In my last post, I shared the reasons why Patrick Hogan–President of CMB Export–decided to create a regional center in California. One of those reasons was that California is considered a “destination” and a desirable place to live within the United States. Having lived in California nearly all my life, it’s pretty clear to me why this is so.
For one, there is no such thing as an “average Californian.” California also has the largest Asian population in the United States—5 million as of July 1, 2006—just over a quarter of whom are Chinese, the state’s biggest Asian minority.
California also boasts some of the most prestigious colleges and universities in the world, including Stanford, UC Berkeley, UC San Diego, UCLA and others. There’s also far more to choose from: nearly 400 colleges, the most of any state.
California includes an amazing array of climate types and geographical features. California is also one of only a small handful of places in the world that have a Mediterranean climate, similar to those countries on the coast of the Mediterranean Sea.

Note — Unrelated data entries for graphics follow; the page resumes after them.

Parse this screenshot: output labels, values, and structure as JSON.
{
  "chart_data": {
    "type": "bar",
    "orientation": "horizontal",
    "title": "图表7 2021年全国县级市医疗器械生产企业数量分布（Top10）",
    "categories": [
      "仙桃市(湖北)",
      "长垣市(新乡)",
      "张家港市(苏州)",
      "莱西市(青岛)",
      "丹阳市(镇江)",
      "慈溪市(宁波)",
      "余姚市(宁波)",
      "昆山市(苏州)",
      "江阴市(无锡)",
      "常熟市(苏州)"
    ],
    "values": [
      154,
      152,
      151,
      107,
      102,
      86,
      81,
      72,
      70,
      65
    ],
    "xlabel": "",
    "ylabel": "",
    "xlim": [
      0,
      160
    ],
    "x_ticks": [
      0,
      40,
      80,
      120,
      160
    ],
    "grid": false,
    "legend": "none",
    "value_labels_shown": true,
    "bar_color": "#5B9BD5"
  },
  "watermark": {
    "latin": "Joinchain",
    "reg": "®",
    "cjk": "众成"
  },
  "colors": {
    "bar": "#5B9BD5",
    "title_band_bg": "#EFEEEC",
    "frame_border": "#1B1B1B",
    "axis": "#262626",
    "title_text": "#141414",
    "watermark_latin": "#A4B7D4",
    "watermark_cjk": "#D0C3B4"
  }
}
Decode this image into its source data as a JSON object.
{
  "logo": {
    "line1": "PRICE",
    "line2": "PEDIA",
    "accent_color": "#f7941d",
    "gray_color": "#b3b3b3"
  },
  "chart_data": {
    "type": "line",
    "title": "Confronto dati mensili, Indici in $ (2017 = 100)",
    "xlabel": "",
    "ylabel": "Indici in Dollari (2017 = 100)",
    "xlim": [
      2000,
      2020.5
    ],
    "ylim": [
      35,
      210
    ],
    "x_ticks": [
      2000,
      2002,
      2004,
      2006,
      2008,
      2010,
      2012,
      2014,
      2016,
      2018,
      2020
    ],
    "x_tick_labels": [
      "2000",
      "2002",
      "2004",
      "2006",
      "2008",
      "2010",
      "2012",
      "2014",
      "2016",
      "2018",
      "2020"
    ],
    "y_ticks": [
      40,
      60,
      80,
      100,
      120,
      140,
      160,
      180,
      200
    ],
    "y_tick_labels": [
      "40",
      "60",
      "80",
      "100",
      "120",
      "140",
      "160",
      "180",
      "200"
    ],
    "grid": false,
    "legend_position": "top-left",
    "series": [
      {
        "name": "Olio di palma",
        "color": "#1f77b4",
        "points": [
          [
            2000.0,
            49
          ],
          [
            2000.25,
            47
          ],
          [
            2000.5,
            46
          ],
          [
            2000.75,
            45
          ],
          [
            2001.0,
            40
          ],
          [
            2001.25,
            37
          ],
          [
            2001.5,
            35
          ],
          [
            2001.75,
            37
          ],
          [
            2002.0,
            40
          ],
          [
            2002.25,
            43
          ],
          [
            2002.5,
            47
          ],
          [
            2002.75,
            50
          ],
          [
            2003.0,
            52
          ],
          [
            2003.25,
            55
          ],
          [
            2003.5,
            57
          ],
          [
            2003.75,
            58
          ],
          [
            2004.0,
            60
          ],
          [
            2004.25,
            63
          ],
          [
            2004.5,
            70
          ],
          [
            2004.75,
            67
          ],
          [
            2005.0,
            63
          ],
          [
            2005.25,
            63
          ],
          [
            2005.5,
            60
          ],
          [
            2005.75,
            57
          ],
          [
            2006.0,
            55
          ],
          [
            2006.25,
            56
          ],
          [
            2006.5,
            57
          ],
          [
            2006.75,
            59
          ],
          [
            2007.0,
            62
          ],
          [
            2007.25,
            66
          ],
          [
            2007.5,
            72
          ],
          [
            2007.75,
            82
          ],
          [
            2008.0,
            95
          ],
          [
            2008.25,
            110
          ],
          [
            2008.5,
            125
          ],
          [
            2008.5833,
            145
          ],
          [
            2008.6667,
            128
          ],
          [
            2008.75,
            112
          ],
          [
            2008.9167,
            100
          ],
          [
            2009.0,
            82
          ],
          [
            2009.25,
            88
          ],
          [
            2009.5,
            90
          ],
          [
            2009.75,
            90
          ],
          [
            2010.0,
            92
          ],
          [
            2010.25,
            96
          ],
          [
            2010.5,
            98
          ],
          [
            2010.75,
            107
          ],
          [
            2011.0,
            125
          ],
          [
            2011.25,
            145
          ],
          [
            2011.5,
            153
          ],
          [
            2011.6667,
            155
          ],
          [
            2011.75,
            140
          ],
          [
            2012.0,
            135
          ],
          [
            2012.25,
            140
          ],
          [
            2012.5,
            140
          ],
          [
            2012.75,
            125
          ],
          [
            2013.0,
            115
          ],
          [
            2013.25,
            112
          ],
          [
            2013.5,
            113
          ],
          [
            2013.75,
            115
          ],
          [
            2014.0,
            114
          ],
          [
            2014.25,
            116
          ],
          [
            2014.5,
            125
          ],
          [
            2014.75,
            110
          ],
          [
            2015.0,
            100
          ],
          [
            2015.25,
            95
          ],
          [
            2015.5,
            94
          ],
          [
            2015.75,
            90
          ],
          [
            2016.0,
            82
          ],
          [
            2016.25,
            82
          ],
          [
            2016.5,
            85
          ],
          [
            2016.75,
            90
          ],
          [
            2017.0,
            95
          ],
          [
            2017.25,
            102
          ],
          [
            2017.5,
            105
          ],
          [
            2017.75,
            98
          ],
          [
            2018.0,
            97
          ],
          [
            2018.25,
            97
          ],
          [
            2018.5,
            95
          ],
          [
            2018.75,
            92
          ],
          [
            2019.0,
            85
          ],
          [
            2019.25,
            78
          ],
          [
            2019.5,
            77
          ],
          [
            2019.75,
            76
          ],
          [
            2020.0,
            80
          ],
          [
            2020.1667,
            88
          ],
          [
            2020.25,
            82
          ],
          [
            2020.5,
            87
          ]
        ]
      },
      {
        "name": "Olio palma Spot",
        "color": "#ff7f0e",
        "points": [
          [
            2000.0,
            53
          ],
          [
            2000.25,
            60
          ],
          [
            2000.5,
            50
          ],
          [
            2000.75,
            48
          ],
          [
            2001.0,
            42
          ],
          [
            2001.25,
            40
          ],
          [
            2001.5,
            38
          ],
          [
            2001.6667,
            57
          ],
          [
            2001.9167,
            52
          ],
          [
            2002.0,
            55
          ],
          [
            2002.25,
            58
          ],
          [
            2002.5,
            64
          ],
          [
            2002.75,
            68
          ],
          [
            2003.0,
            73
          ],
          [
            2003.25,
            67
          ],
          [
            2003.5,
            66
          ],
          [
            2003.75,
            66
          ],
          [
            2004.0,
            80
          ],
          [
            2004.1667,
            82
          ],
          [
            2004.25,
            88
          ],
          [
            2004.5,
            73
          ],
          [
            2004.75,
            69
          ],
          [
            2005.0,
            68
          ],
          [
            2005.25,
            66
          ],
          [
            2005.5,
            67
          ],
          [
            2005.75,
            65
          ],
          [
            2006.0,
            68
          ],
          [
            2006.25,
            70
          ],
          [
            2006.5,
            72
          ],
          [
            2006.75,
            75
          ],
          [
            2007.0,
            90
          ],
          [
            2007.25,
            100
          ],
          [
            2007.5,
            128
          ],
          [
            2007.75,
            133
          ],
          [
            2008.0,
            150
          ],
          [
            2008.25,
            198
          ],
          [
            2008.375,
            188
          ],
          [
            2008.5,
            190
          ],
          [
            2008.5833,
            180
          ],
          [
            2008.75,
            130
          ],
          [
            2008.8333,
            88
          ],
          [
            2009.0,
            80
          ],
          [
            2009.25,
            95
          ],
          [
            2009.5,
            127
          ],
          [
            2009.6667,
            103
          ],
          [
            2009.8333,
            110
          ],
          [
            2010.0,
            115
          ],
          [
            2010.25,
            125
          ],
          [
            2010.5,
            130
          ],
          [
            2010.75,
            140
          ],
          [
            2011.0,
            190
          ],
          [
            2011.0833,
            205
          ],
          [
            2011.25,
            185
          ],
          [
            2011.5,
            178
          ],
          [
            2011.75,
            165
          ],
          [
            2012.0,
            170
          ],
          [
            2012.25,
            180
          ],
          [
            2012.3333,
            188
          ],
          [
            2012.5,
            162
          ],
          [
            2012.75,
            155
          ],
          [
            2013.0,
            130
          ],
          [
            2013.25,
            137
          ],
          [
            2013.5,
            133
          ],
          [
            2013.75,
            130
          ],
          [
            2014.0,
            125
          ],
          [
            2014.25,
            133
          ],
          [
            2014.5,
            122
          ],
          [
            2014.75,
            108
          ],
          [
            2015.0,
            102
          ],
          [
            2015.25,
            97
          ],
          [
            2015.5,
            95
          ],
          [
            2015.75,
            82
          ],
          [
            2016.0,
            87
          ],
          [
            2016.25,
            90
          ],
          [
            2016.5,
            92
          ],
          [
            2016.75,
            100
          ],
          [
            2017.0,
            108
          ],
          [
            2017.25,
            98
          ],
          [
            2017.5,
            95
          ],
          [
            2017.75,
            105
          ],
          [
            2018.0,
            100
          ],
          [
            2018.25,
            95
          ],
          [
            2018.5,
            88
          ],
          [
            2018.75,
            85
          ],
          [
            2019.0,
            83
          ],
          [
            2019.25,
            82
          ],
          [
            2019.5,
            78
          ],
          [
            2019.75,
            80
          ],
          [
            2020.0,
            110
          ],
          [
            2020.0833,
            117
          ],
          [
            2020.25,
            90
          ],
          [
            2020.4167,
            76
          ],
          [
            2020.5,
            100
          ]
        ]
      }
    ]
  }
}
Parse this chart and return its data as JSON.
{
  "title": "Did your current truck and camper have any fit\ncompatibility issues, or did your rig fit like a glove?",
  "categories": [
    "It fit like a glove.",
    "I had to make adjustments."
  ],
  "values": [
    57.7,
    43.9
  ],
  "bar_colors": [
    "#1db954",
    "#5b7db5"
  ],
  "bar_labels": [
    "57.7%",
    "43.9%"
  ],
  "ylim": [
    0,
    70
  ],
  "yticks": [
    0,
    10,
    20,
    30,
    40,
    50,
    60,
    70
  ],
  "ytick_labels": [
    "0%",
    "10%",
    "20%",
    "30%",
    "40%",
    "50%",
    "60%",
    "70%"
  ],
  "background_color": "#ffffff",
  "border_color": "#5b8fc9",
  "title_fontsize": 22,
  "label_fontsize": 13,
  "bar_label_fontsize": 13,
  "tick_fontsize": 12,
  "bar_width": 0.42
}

California has an enormously productive and diverse economy. Though estimates vary, California—if it were a nation of its own—would have one of the 10 largest economies in the world. Of course, it is also the home of Hollywood, the world’s epicenter of film and television. And the high tech “Silicon Valley,” located in Southern California, is the nation’s leading producer of computer hardware and software.
For all its richness, it’s no wonder that aspiring immigrants to the United States regard California as one of the most desirable places to live.